You’ve got to check out The Grenadier at Hangleton – I always wonder why people are so keen for me to try a particular pub.

It’s usually because, to them, it’s either a) the best thing since sliced bread or b) a complete disaster with no redeeming features.

Two PubSpy fans contacted me independently about this one, both describing it as a “unique experience” – I was fascinated to find out if it fell into category a) or b).

It’s a huge old pub designed and built in that curved, frontage-style so loved in the 1930s.

I was faced by three beer pumps with the signs all facing the wrong way.

The lankier of the two barmen informed me all the beer was off because it comes from up north and everyone is snowed in.

I told him I’d been up north the day before and it had all melted but that didn’t cut any ice.

Another wag standing at the bar commented that I wouldn’t find anything local here, including the customers, as they knew better.

So, that’s how I ended up settling for a pint of very competitively priced ‘wife beater’.

The snow must have somehow affected the cash dispenser as well because that, like the north, wasn’t working either.

But, and here’s the good news, the food must be sourced locally because the black and blue burger on the menu was still available.
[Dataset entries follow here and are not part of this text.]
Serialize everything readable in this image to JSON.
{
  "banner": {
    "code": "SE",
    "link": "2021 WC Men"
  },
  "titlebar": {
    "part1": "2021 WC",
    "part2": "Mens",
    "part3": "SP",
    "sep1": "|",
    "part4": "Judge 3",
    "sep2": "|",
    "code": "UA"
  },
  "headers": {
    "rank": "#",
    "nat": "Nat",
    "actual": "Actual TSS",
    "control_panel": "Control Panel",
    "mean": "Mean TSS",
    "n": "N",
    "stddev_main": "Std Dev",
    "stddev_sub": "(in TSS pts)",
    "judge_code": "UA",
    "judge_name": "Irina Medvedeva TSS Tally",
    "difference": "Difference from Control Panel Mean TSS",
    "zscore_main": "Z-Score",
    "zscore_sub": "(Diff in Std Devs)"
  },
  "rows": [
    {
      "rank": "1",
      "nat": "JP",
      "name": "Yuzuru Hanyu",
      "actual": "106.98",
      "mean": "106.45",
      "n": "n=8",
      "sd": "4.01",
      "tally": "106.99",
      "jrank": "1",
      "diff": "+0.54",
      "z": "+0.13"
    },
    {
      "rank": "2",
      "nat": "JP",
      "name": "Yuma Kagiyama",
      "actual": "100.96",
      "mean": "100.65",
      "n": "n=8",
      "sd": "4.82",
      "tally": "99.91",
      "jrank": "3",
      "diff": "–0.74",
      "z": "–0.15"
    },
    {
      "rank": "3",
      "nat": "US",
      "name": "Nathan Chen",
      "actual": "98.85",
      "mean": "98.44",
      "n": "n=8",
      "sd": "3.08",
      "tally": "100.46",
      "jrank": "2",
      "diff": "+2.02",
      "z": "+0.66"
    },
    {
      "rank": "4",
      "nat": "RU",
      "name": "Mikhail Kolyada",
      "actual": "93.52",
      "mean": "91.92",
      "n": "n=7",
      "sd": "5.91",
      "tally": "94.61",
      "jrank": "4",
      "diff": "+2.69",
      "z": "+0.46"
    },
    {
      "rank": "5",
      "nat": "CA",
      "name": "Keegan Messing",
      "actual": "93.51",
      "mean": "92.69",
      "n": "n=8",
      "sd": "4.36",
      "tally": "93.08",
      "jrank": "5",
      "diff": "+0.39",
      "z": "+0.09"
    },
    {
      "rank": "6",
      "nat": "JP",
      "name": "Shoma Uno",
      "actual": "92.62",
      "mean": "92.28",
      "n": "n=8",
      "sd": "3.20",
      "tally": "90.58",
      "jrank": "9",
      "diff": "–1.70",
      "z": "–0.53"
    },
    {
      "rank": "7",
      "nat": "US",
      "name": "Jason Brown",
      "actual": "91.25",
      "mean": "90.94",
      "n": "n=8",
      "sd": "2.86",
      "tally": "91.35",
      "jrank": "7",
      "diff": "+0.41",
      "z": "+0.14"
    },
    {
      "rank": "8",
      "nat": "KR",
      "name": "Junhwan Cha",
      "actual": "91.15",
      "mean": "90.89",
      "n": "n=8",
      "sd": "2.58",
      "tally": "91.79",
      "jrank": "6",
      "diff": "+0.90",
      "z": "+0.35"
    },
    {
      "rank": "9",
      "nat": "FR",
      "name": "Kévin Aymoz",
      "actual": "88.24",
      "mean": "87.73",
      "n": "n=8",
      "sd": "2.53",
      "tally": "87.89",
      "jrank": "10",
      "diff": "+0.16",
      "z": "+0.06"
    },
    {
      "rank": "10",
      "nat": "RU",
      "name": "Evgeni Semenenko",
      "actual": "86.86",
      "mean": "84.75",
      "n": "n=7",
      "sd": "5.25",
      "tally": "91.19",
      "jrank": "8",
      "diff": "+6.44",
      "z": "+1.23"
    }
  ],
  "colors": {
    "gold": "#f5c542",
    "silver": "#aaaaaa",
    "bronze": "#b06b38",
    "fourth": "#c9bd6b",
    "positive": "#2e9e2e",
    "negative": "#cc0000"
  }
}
The fellow asked what number table I was at and, to be fair, there are signs on the tables telling you to note the number, but the trick is that there are no numbers on any of the tables.

However, the bar staff are fortunately equipped with special powers so he told me I’d be sitting at table 128.

Divided neatly into three quite separate areas, The Grenadier is almost three places in one.

There’s a really quite nice, extensive restaurant area on the right-hand side with a whole stack of furnishings which reminded slightly of the 1970s.

But I liked the look of it, and so did scores of other people - even on a Thursday lunchtime.

The left-hand side of the pub is given over to a proper bar with a pool table, jukebox, two fruities and a selection of the sort of old fellows who like a pint and wear caps.

The middle bar is exactly that, a middle ground which divides the two different worlds and gives them both breathing space.

It’s over 18s only in the left-hand bar, but it might as well have been over 65s only. In the right hand, much more upmarket section, the age range was very different with a babe of just a few months joining middle-aged couples and pensioners.

By now my burger had arrived and I naturally headed left to join the old men.

This is the best burger and chips I’ve had in a pub – ever. Credit where it’s due, I spent £6.39 and it was superb – succulent, perfectly cooked, smothered in Stilton, great flavoured mushrooms. I hear Amy was on duty in the kitchen – pass my compliments to the chef, this was a thing of beauty.

A sign behind the bar gave a warm welcome from Richard, Julie and her team (I assume Julie was the one with red hair in the glasses who was unflustered when she heard the coffee machine was broken). By now I felt like part of the furniture so I offered to fix it – the trouble was it was full of beans and had been cleaned (just like me!) but this was where my area of expertise ran out.

Back in the old man bar I quite literally bumped into larger than life Rick, what a super fellow. He let me go first as he said it was clear I was working and as retired gentleman he had all the time in the world.

The three TVs were all showing F1 highlights, the jukebox was pumping out Westlife’s The Rose and a poster advertised a burger and drink for £4.79, for just £1 more you could make the drink alcoholic.

I’m still not entirely sure what my loyal fans expected my reaction to The Grenadier to be, but I think it’s a pretty damn good pub.

It doesn’t take itself too seriously, just like its customers, and offers good, honest value.

It manages to cater for everyone, from about nine-week-olds to 90-year-old great-grandads and it does so in a good natured, friendly way.

If anyone else has had a bad experience, and was hoping I would too, then I’m afraid you’re going to be sadly disappointed – I’m a fan of this one.


Decor: ★★★☆☆

Stacks of seat and tables, just no numbers – and a tad dated.

Drink: ★☆☆☆☆

The beer’s stuck up north, just like the northerners.

Price: ★★★★☆

A pint of Stella, including the chemicals, for just £3.70.

Atmosphere: ★★★★☆

Liked the buzz, loved the fact it doesn’t try to be something it’s not.

Food: ★★★★★

The best pub grub for the price that I’ve had in ages, bon appetit.

Staff: ★★★☆☆

Efficient and attentive – they certainly did what Julie asked them to.